A regular, immediate annuity can go by many names: income annuity, single premium immediate annuity, or the acronym SPIA. A deferred income annuity can be a reference to longevity insurance, but not necessarily, and to top it all off, longevity insurance is sometimes called longevity annuity, even though it’s not exactly an annuity itself. And this is just the tip of a large confusing iceberg of terminologies.

Standardization of terms across the industry would do much to clear up the confusion among not only people looking to purchase annuities, but also help those who work in the industry as well. Three things are necessary to know when purchasing an annuity, those being the type of product, the provider, and who else is providing said annuity. Blanket terms would do a lot to streamline this process.

A standardization of illustrations would also be beneficial to those looking to purchase annuities as well.

The housing industry has already done this by providing estimations for loans when people are looking to mortgage a home. In the case of annuities, we would start with the most basic annuity, life insurance, with no protection against inflation. From there, you show the additional things you can add on that are mandatory, and then to the optional features and how they would affect the cost to you as you combine different things in your attempt to craft the perfect plan for you. This would need to be the same illustration across all providers, like with our housing industry example above. This would also give those looking to enroll the ability to compare insurers and pricing.

While several apps are built to aid you with the application process, most of them are developed by the insurers themselves. This is not a good way to get unbiased information. Third-party app development would help with this, and the industry as a whole should be pushing for more of it. And not only would the information be provided in a bias-free manner, but it would all be organized and automated, making it easier for people to access the data immediately.

In addition to that, online portals where you could track your transactions in process would help keep people connected to their investments, as well as making sure they’re aware of anything that needs immediate attention. Filling out a policy doesn’t take a lot of time, but it often takes weeks for that policy to fully kick in. A place to track the progress of this would cut down on consumer frustrations, and make investing a more active process instead of a passive one.

1035 exchanges could also use streamlining. A 1035 exchange is the process of moving money between insurers. Different insurers have different requirements when doing a 1035 exchange, without much reason as to why they are different. A standard set of practices across all insurance companies would make such a process easier.
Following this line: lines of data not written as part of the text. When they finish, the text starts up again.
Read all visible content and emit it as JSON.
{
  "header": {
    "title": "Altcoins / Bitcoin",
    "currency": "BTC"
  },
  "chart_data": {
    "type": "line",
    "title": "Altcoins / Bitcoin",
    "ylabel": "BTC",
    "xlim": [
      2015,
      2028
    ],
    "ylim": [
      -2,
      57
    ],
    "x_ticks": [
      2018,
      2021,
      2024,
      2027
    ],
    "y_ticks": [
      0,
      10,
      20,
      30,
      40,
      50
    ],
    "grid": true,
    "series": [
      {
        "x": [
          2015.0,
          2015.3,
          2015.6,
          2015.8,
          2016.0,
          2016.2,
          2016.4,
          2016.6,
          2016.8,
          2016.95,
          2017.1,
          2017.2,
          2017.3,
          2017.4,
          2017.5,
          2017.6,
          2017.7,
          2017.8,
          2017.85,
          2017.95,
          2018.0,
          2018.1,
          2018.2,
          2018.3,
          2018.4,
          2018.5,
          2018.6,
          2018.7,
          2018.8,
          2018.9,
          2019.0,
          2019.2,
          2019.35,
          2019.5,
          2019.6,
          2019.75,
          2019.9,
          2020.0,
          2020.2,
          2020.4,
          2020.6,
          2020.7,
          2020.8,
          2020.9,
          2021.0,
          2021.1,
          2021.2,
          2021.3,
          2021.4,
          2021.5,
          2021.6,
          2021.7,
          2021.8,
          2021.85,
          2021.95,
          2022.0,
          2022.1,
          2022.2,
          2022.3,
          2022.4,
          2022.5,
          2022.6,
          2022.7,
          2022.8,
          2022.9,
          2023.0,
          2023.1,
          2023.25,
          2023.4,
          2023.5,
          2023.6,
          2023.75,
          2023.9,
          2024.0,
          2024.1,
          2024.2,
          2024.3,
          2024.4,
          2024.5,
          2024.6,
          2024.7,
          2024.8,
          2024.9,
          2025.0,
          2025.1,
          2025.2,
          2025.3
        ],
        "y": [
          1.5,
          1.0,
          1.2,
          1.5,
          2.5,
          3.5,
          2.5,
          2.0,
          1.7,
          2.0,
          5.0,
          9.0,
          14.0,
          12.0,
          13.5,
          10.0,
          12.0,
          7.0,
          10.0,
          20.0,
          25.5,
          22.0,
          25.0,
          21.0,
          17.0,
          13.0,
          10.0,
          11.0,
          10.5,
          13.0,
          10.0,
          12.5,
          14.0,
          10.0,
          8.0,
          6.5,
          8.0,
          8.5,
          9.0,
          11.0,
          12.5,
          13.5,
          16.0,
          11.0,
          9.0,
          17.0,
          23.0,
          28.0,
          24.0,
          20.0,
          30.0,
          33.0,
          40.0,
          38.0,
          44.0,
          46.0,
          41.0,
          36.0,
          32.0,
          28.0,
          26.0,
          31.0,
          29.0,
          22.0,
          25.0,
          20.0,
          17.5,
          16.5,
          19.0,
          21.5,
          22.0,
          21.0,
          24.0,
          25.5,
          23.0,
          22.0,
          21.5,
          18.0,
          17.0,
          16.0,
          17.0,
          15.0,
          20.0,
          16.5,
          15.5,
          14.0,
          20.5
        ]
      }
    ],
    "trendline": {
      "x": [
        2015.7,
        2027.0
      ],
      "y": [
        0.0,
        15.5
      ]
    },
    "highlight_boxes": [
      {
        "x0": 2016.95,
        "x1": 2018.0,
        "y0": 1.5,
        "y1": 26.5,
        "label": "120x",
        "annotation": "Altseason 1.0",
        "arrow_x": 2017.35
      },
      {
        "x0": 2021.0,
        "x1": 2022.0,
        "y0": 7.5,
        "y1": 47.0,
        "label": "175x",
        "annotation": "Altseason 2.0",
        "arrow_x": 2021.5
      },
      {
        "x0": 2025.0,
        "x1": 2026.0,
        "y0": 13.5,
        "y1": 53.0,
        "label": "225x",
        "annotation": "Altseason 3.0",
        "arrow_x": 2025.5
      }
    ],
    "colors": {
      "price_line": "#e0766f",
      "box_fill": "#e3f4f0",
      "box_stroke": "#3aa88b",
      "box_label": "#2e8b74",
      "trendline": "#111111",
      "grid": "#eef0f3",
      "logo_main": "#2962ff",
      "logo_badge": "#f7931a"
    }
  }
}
This would help with frustration among people enrolled, and make it easier for insurers to make sure all requirements are fulfilled too.

Simplification of online accounts on the insurance end too would go a long way to helping policyholders manage their annuities. A portal where all contributions are aggregated, and you can view at a glance all your owned and potential policies. Some insurance agencies don’t even offer online services, and at this point history, that is pretty much unacceptable. The banking industry is very up to date with their online services. There’s no reason the insurance industry can’t follow suit.

Most of these changes will help not only people who already own annuities but the companies that provide them, as well as help,  ease new and curious parties into policies. With annuities becoming more and more commonplace, they can easily be the cornerstone of most future retirement plans. As it is, it can be a treacherous system to navigate. Going forward, something should be done to make the industry easier for all sides involved.